I am an anthropological bioarchaeologist who uses skeletal and isotopic analyses to understand how past populations navigated periods of uncertainty, as embodied through phenomena like mobility, violence, diet, gender, and health. My primary area of interest is the late pre-Hispanic (ca. 500–1500 CE) south-central Andean highlands. My research has been funded by the Wenner Gren Foundation, the National Science Foundation, and the Atkinson Center for Sustainability. From 2023–2025, I directed excavations and laboratory analyses of a large complex of pre-Hispanic burial caves in Huanca Sancos, Peru. Using a life-history approach, I have investigated how individuals who were interred at this site between approximately 700–1400 CE contended with the upheaval that resulted from the dissolution of the Wari Empire and the onset of the Medieval Climate Anomaly. My next project will focus on the development of trepanation (ancient skull surgery) at a regional scale during this same time period.

Publications

Under review  Whittemore, Anna Fancher. “Curation in-context: A contemporary archaeology of surface assemblages in 'looted' tombs. Submitted to Public Archaeology.

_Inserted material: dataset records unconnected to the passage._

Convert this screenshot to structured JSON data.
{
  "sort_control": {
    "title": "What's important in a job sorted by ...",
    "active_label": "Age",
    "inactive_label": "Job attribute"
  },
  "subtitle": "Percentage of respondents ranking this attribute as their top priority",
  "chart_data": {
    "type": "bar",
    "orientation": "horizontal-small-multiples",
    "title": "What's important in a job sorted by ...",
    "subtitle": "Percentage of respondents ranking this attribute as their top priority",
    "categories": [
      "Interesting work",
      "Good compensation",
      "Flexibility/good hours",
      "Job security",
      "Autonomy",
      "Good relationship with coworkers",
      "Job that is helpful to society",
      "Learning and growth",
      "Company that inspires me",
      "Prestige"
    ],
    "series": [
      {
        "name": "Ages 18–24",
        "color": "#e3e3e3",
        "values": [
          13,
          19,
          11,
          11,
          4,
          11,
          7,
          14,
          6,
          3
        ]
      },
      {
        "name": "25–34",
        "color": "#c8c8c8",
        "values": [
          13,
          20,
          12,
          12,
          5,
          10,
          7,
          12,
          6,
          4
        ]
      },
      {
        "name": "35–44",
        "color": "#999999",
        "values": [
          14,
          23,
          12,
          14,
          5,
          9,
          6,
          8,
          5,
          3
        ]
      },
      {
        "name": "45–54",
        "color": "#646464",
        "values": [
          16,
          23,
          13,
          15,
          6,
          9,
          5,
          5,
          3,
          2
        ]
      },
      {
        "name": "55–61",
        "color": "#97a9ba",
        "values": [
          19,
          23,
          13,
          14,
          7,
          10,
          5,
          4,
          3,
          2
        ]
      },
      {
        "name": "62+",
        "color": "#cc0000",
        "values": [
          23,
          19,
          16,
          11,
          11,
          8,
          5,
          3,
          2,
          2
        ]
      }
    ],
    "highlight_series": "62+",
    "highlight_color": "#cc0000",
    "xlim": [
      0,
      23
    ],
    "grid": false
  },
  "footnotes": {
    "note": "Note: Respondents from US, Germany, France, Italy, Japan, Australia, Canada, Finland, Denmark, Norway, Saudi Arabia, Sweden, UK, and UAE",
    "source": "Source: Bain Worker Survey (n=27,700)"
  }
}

Accepted         Rolando Espinoza, Lorena Liz, Anna Fancher Whittemore. “Excavaciones del Proyecto de Investigación Bio-arqueológico de Sancos - Temporada 2023 [Excavations of the Sancos Bioarchaeological Research Project - 2023 Season],” Actas del XI Congreso Nacional de Arqueología - Edición Bicentenario. Lima, Peru: Ministry of Culture, Directorate General of Archaeological Patrimony Property.

2024                Tung, Tiffiny A., Anna Fancher Whittemore, Thomas J. Snyder. “Dietas de los Lactantes y las Madres en Conchopata: Un Estudio de Isótopos Estables de Carbón y Oxígeno [Diets of Infants and Mothers from Conchopata: A Study of Stable Carbon and Oxygen Isotopes].” Chungará: Revista de Antropología Chilena 56(2), 273–286.

2024                Whittemore, Anna Fancher, BrieAnna S. Langlie, Elizabeth Arkush, Matthew C. Velasco. “Isotopic insights into quinoa agriculture at an Andean hillfort town (cal AD 1250–1450).” Vegetation History and Archaeobotany 33(3), 393–406.